Did you test it against some ground truth of human observation tests?
Last edited by cbloom; 3rd August 2016 at 20:12.
We have a small internal test of ~2000 image pairs, and about 10 specially-designed calibration images for those psychovisual effects we have chosen to model in butteraugli.
We did compare with TID2008 and TID2013, but that database seeks to answer a different question "How awful is the degradation?", while ours concentrates on "Can you notice the degradation?"
Our analysis is not water-tight, but only indicative, partly because we use all our data to optimize the model. I will write a better report about it within the next two months, as well as push a new improved version.
It is relatively "easy" to come up with a good "sub-threshold" quality index (i.e. the question your tool wants to answer). The effects are pretty much known: Visual making, CSF, Cortex filter. If so, I would really really recommend to look into VDP-2 because it has a pretty elaborate model. Unfortunately, due to the filters, it can only model self-masking, and it has no idea about color and the chroma CSF. Super-threshold (i.e. "how awful is the compression") is a much harder question, and it is also observer-dependent (do you prefer block defects or a blurry picture? Entirely subjective). There are a couple of algorithms that claim to work in this domain (SSIM is one of them), though in reality, in the tests I made back then, VDP-2 still works best in this domain. I wouldn't focus on a single dataset. TID2013 might be ok, but I would also suggest to look into LIVE2, and I would certainly also suggest to make subjective tests. If you're interested, I'm here in contact with a group of people/labs in Europe named "Qualinet" that do that on a professional basis (i.e. run subjective tests), and there are also a couple of good papers on crowdsourcing subjective evaluation (with all potential dangers of this approach). Should be in the proceedings of the Qomex. (Which is probably the conference I would recommend to you the most in this case).
Jyrki Alakuijala (31st March 2016)
Unfortunately, no. There is a C++ implementation of an older version that is open source and ready to download, and there is a closed-source C++ implementation that was done under the administration of Dolby (and for which I got the promise that it would be open sourced at some point), and there is the open source matlab implementation you surely know. I currently use the matlab implementation with a bash-wrapper around so I can use it in my automated tests, but indeed, this situation is not ideal.
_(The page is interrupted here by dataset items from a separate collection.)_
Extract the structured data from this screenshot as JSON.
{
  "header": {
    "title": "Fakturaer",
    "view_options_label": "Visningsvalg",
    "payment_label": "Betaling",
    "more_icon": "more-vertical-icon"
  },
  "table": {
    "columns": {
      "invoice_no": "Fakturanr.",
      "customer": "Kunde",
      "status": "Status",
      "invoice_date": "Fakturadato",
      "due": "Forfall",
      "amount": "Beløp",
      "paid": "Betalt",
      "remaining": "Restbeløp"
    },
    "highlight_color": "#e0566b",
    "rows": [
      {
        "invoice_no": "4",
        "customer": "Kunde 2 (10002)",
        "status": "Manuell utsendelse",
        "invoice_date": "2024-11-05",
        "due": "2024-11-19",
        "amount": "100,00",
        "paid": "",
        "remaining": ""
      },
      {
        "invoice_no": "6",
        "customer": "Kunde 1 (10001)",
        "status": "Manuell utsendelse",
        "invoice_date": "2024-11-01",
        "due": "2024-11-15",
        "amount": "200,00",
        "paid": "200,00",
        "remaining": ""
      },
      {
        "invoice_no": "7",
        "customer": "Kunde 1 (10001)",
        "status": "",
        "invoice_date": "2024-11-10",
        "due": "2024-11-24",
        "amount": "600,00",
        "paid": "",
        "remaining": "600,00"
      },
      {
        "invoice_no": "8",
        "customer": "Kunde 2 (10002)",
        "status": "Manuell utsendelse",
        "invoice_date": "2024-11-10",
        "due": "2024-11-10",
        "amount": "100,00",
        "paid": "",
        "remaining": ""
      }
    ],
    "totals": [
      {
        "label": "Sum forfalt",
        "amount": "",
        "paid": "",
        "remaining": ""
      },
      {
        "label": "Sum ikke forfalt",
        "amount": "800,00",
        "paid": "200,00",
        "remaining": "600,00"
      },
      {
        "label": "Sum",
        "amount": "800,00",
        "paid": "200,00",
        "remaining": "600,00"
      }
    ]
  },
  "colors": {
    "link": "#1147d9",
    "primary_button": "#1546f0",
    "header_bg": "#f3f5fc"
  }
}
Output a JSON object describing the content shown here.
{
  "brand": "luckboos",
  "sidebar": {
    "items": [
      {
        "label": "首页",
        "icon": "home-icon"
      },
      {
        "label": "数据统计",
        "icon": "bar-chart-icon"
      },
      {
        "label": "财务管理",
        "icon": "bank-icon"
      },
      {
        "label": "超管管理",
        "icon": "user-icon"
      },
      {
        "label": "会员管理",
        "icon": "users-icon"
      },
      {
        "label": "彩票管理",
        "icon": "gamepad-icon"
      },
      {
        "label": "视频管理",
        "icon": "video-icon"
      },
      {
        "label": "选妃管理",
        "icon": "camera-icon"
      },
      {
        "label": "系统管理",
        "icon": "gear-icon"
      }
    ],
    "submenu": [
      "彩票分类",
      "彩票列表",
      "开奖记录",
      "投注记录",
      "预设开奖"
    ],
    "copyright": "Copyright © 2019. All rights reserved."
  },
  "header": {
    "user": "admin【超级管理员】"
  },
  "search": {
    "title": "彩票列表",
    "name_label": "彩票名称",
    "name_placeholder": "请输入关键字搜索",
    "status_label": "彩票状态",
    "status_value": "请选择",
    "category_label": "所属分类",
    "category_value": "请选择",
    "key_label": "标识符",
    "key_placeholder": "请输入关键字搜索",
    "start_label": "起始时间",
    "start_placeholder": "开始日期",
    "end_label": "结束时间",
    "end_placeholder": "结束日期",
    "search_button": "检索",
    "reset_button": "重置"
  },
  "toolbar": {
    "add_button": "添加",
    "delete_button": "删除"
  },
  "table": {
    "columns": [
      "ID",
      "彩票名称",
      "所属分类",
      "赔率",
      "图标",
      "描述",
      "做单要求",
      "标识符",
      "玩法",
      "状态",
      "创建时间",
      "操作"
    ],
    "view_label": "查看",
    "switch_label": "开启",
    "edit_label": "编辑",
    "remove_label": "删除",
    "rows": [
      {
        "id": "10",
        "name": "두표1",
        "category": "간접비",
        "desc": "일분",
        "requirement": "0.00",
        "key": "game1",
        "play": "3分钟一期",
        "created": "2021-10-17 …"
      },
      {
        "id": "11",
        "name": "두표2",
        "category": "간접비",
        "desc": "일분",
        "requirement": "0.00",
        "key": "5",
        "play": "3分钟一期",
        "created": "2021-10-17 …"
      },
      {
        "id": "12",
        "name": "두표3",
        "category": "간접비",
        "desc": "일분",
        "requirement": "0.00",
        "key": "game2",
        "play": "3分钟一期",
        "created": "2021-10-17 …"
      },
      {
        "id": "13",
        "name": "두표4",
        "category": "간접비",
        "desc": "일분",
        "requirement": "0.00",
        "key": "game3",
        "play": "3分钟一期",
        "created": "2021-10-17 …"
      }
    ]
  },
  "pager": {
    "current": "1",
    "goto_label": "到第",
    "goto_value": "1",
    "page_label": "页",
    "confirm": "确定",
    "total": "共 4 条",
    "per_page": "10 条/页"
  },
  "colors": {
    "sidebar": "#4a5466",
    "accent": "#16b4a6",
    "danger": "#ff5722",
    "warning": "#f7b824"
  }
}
I'd love to see the power of Google used to generate a new large-scale human rating database of image distortions.
Something like a little web page that shows the original & two distortions, and the human picks which one looks best. Or maybe rates them. I'm not sure.
I spent some time on this problem before, and I *think* my solution was pretty good, but I decided that without better validation data it's all a bit questionable.
At the moment there are way too many metrics and not a clear way to tell that they are working.
The other really big problem that's not solved well at the moment is a more perceptual metric that can be used in-loop for R/D optimization. All the perceptual metrics are much too slow for this. The only attempt I even know of in this domain is x264's SATD hack, which is a big improvement over just using SAD or SSD, but surely there's something better.
Last edited by cbloom; 3rd August 2016 at 20:12.
Actually, it's possible to include MS-SSIM in JPEG 2000 - that's not too had and doable. It's just that the results are not too much different (MS-SSIM scores are great, but the images do not look much better, they look different). Of course, you've always to make compromises. But elements like visual masking or visual weighting (CSF) are not hard to add to a JPEG 2000 encoder.